Planning permission granted for two major British carbon capture projects

Many within the green economy are sceptical of carbon capture technology due to its limited large-scale deployment.

The news comes in the same week that the UK Government approved planning for a separate carbon capture project at a new-build gas-fired power plant.

H2H Saltend, situated at Saltend Chemicals Park near Hull, is set to be operational by the end of the decade and could slash the park’s emissions by up to one-third.

It will produce hydrogen in gas-fired processes co-located with carbon capture technologies. This is known as ‘blue’ hydrogen.

This hydrogen will be utilised in chemical processes for Saltend and neighbouring companies, replacing natural gas in industrial facilities to decrease product carbon intensity.

Additionally, at the Triton power station on-site operated by Equinor and SSE Thermal, hydrogen from H2H Saltend will be blended with natural gas.

The project forms part of Equinor’s ‘Hydrogen to Humber’ initiative, aiming to establish 1.8-gigawatts (GW) of low carbon hydrogen production in the region, representing nearly 20% of the UK’s 2030 national target.

The UK is aiming for 10GW of low-carbon hydrogen capacity by 2030 and up to half of this will be for blue hydrogen.

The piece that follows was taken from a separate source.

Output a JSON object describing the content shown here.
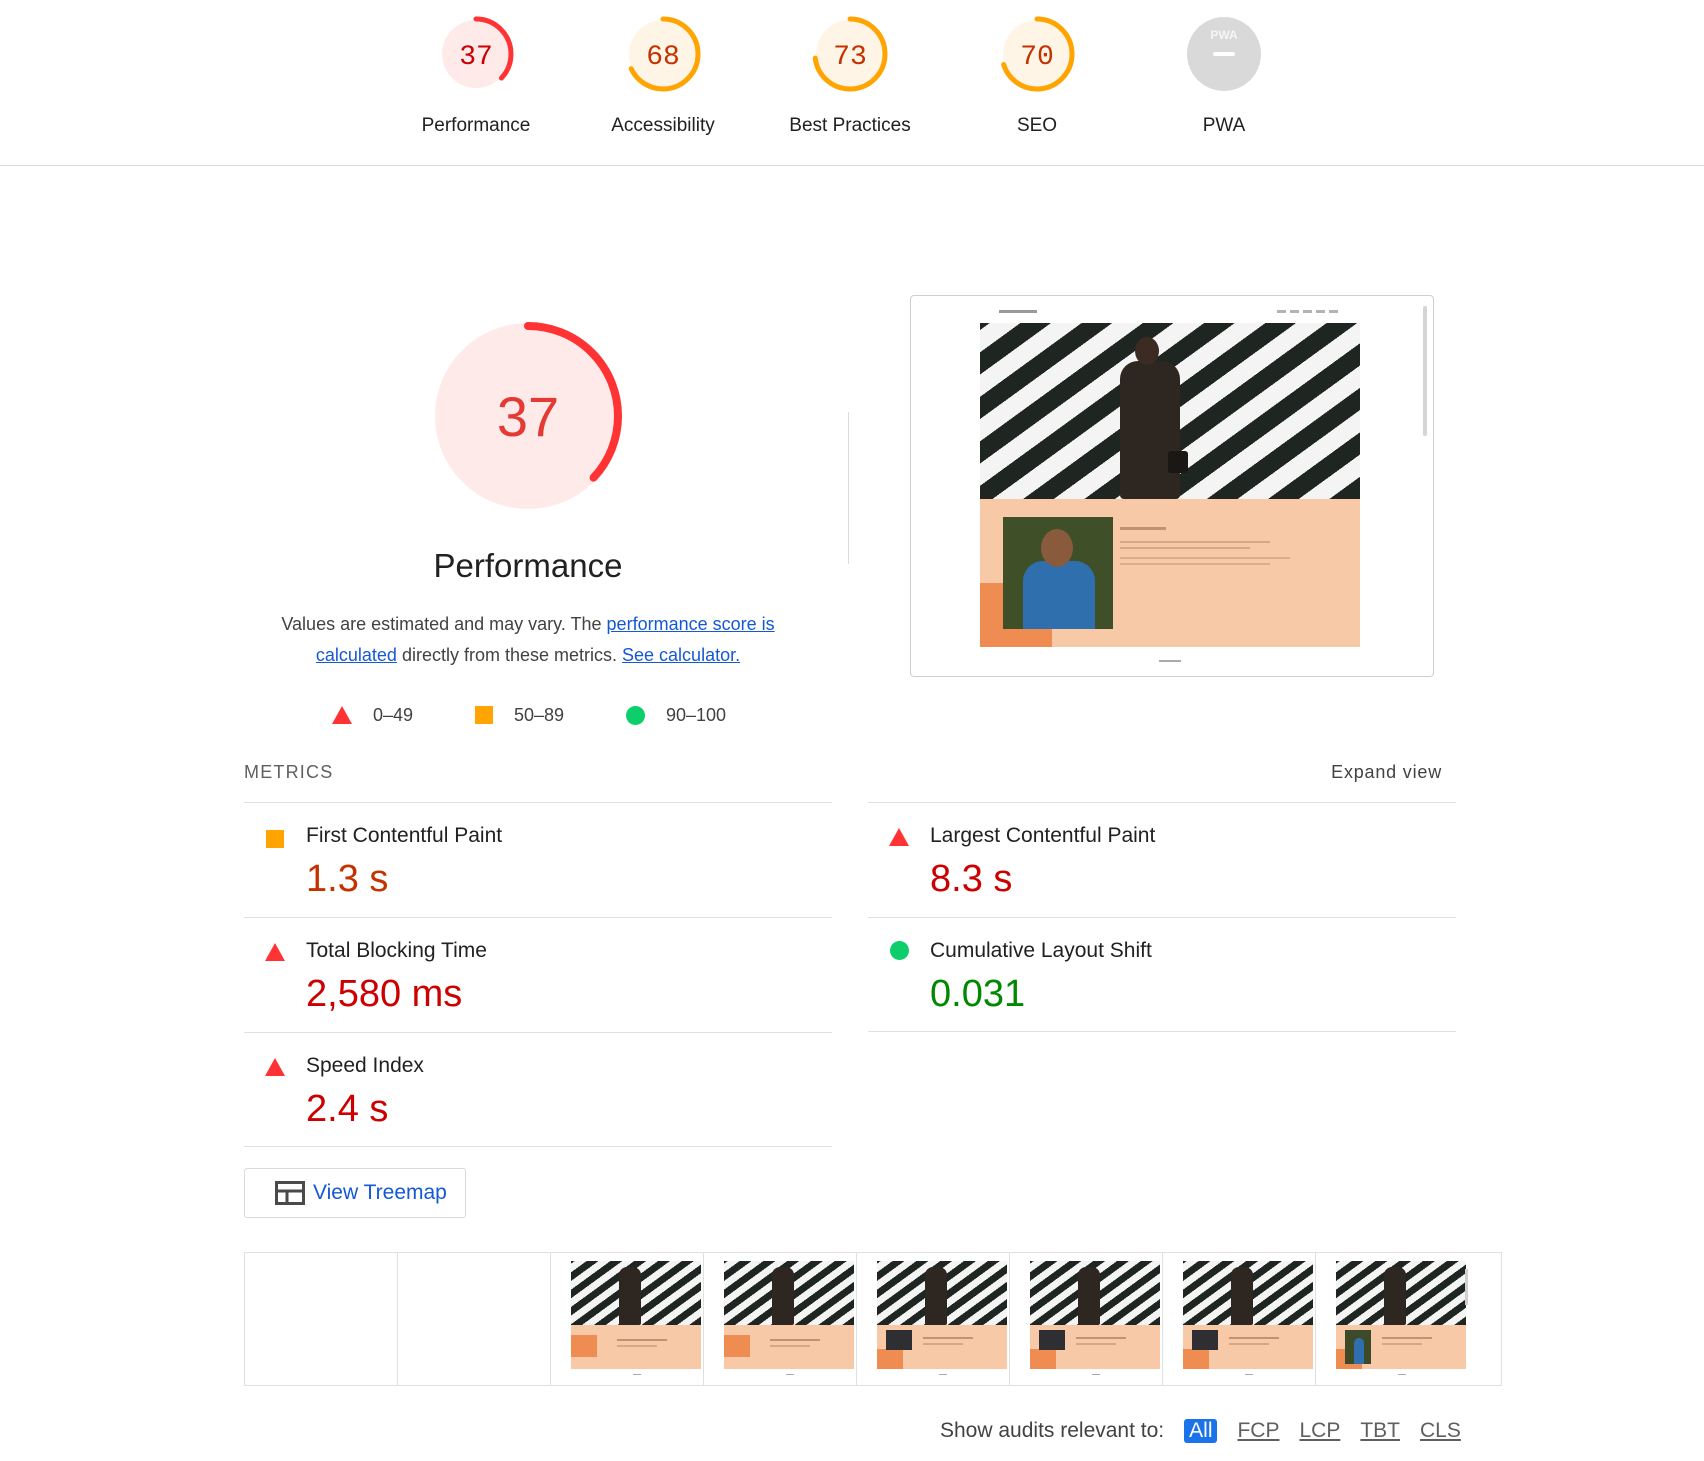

The decision comes at time as the project prepares for a potential application into the Government’s forthcoming ‘Cluster Sequencing Track-1 Expansion’ process, which is expected to launch this year.

It will select decarbonisation projects in both the Humber and Teesside that can connect to the East Coast Cluster’s carbon capture transport and storage infrastructure by around 2030.

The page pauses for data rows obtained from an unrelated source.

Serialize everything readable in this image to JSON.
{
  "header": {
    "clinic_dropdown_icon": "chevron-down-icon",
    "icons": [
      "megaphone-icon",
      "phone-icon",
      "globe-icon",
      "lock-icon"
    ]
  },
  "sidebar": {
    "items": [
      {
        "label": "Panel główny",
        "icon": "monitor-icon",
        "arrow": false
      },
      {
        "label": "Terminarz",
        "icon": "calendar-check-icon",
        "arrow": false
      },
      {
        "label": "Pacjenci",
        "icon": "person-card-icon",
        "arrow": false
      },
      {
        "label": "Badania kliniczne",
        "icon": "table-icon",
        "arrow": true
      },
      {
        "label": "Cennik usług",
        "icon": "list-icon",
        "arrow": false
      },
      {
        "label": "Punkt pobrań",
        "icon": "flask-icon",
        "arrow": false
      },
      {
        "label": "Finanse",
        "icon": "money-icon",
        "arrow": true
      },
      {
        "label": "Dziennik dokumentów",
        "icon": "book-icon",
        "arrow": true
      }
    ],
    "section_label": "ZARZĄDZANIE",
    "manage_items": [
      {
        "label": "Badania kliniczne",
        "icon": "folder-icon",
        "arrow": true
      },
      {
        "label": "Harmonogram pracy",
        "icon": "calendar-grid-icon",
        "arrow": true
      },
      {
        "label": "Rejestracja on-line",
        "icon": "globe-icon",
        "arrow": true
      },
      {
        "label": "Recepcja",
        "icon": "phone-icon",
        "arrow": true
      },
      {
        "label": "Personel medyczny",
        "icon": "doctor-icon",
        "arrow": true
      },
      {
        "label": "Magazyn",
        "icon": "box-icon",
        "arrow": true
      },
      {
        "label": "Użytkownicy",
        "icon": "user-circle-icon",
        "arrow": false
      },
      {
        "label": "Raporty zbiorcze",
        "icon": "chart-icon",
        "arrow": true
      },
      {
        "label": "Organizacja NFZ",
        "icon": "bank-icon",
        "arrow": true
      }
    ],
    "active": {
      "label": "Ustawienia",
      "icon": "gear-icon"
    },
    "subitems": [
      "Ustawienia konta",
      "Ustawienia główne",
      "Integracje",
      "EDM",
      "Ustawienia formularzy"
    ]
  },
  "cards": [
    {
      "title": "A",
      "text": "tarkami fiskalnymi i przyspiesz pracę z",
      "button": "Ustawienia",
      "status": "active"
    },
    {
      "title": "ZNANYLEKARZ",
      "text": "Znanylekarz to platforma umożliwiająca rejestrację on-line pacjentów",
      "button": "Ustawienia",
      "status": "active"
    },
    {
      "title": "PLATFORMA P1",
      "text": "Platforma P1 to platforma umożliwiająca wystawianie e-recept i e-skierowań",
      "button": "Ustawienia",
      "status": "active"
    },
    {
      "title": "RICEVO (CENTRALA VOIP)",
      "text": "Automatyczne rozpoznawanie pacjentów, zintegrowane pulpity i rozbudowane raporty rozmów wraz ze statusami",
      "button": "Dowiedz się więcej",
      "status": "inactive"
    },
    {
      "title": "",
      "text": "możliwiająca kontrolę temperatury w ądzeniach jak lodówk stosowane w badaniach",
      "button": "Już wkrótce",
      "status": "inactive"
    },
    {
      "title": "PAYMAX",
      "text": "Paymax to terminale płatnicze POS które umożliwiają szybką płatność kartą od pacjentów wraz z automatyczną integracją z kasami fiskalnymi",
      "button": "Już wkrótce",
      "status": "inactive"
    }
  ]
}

H2H Saltend becomes the third carbon capture project in the Humber region to secure planning permission, following the Drax BECCS project and Keadby Carbon Capture Power Station.

Teesside’s ‘net-zero’ gas power station

In related news, the Secretary of State for Energy Security and Net-Zero has granted planning permission for the Net-Zero Teesside (NZT) Power plant.

The project aims to establish the world’s first gas-fired power station with carbon capture and storage capabilities at the Teesworks site, near Redcar, which was demolished in 2022 for the new power station.

Teesworks claims that this power station, a collaboration between partners BP and Equinor, has the potential to produce up to 860MW of ‘low-carbon’ electricity, sufficient to supply more than one million homes.

According to the proposal, carbon emissions from the power station will undergo capture and then be conveyed via pipeline to a storage site beneath the North Sea.

NZT Power partners will make a final investment decision later this year, with the project targeting operation by 2027.

Research demonstrates that 78% of the carbon capture capacity the UK is planning to host in 2030 will come from projects owned by oil and gas companies.

Many within the green economy are sceptical of carbon capture technology due to its limited large-scale deployment, resulting in high costs and insufficient data demonstrating its effectiveness.

Furthermore, there are concerns that it may enable oil and gas companies to continue fossil fuel usage without implementing adequate measures to mitigate environmental impact.

Related news: CCS industry presses Jeremy Hunt for uplift on landmark £30bn pledge at March 2024 Budget

Comments (2)

  1. Richard Phillips says:

    Our base-load of electricity should not in the hands of profit- oriented business, it is far too important. Rather like gas and water.
    Private turnpikes went out.
    Our nuclear industry was, in the first place part of the Ministry of Supply, (yes, I was there!).
    But then, I am getting rather old!!!

  2. Ben Burton says:

    How does carbon capture make sense? where does the additional power come from?
    We’re already short in energy supply but with the carbon capture your now double handling the carbon output by capturing it. Adding additional carbon intensity to the process of generation., How is this powered and how does the carbon rate decrease when your additional extra 35% energy to the generation through capture.

    If the plant is generating the additional energy to run the carbon capture then the total output is reduce of the generator, then the total energy and the efficiency drops considerably.